Al wat ik tot nu toe van het Arabisch karakter gezegd heb, geldt voornamelijk van de oude Arabieren, vóór en omstreeks den leeftijd van Mohammed, den beroemden Profeet van het Oosten. De nieuwe Godsdienst, door dezen verkondigd, door Arabischen moed verdedigd en ingevoerd, heeft buiten twijfel op hunne zeden een' niet onaanmerkelijken invloed gehad: daar hij de bloedwraak getemperd heeft, door het aannemen van een' zoenprijs, als Gode behagelijk, aan te bevelen; daar hij een punt van toenadering en vereeniging tusschen verschillende Oostersche natiën heeft gevestigd; eenig begrip van wetgeving heeft medegedeeld aan een wetteloos volk; en hoofden en harten, dweepziek en overspannen uit hunnen aard, door godsdienstige dweeperij heeft verhit.
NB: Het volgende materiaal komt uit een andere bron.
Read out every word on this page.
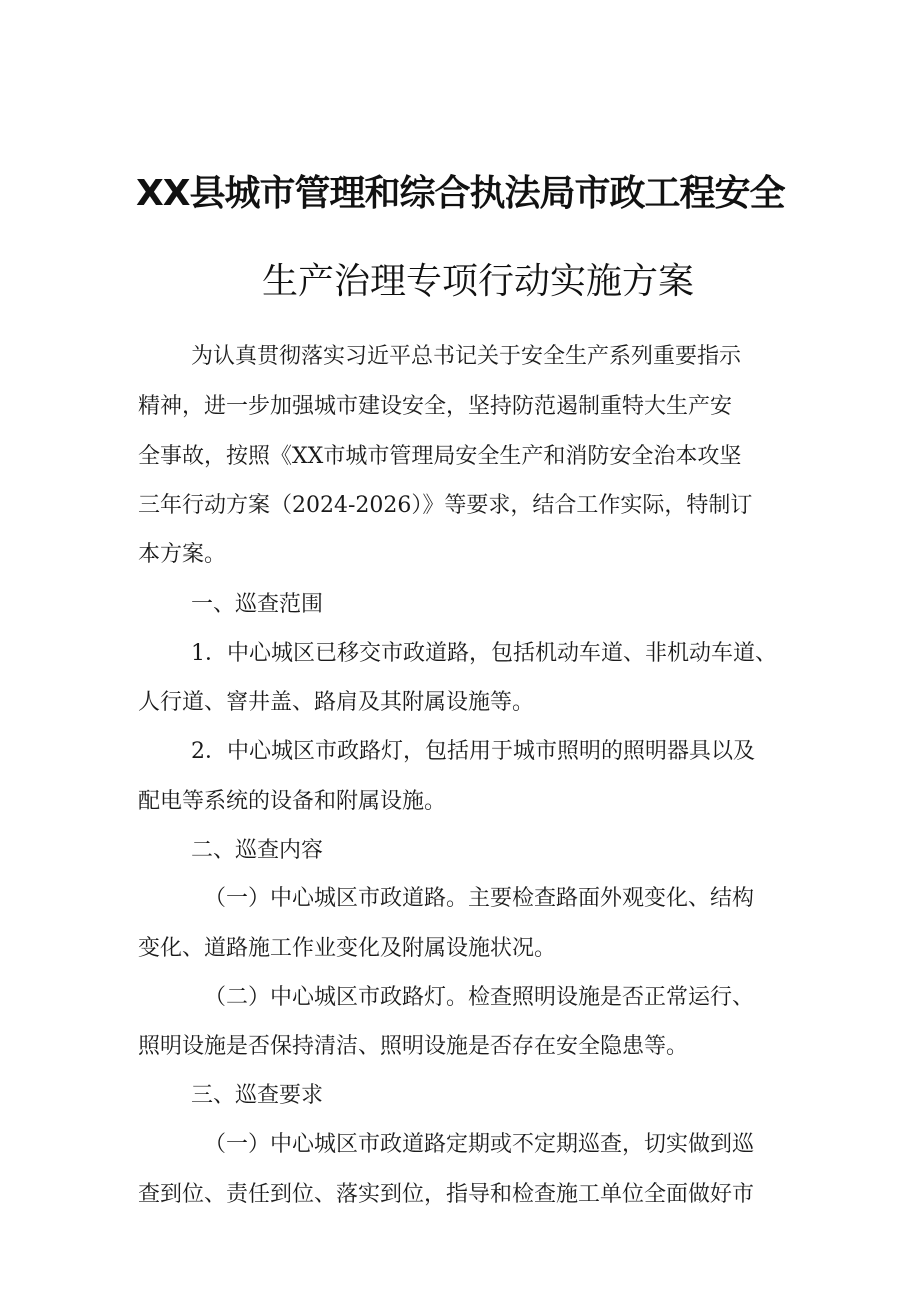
XX县城市管理和综合执法局市政工程安全
生产治理专项行动实施方案
为认真贯彻落实习近平总书记关于安全生产系列重要指示
精神，进一步加强城市建设安全，坚持防范遏制重特大生产安
全事故，按照《XX市城市管理局安全生产和消防安全治本攻坚
三年行动方案（2024-2026）》等要求，结合工作实际，特制订
本方案。
一、巡查范围
1．中心城区已移交市政道路，包括机动车道、非机动车道、
人行道、窨井盖、路肩及其附属设施等。
2．中心城区市政路灯，包括用于城市照明的照明器具以及
配电等系统的设备和附属设施。
二、巡查内容
（一）中心城区市政道路。主要检查路面外观变化、结构
变化、道路施工作业变化及附属设施状况。
（二）中心城区市政路灯。检查照明设施是否正常运行、
照明设施是否保持清洁、照明设施是否存在安全隐患等。
三、巡查要求
（一）中心城区市政道路定期或不定期巡查，切实做到巡
查到位、责任到位、落实到位，指导和检查施工单位全面做好市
Doch de grondtrekken van het karakter zijn altijd dezelfde gebleven; waar godsdienst en nationale hoogmoed in strijd waren, hebben zij den eersten altijd naar den laatsten geplooid; en bij hunne dichters is het verschil des te minder merkbaar, daar deze de aloude zeden en denktrant altijd in hunne gezangen uitdrukken.
| |
| |
Ik mogt deze aanmerking daarom vooral niet verzwijgen, vermits de Zanger, met wiens gedicht ik u nader wilde bekend maken, eenige eeuwen na Mohammed heeft geleefd, en niet tot de dolende ridderschap der Arabieren behoorde, maar, zoo veel ons van hem bekend is, in eene aanzienlijke stad een aanzienlijk ambt bekleedde. Doch even hierdoor heeft zijn dichtwerk meerder rondheid en beschaving, dan men in andere soortgelijke stukken ontmoet. Het mist wel die stoute en forsche trekken, waarin de oude Arabische heldengeest als een bliksemstraal uitschiet; maar wier kracht ik u toch naauwelijks anders, dan door lange omschrijvingen, zou kunnen doen gevoelen. Doch het heeft voortreffelijkheden van een' anderen aard, meer met onzen smaak overeenkomstig, en dus meer geschikt, om ons van de Arabische poëzij een voordeelig denkbeeld in te boezemen.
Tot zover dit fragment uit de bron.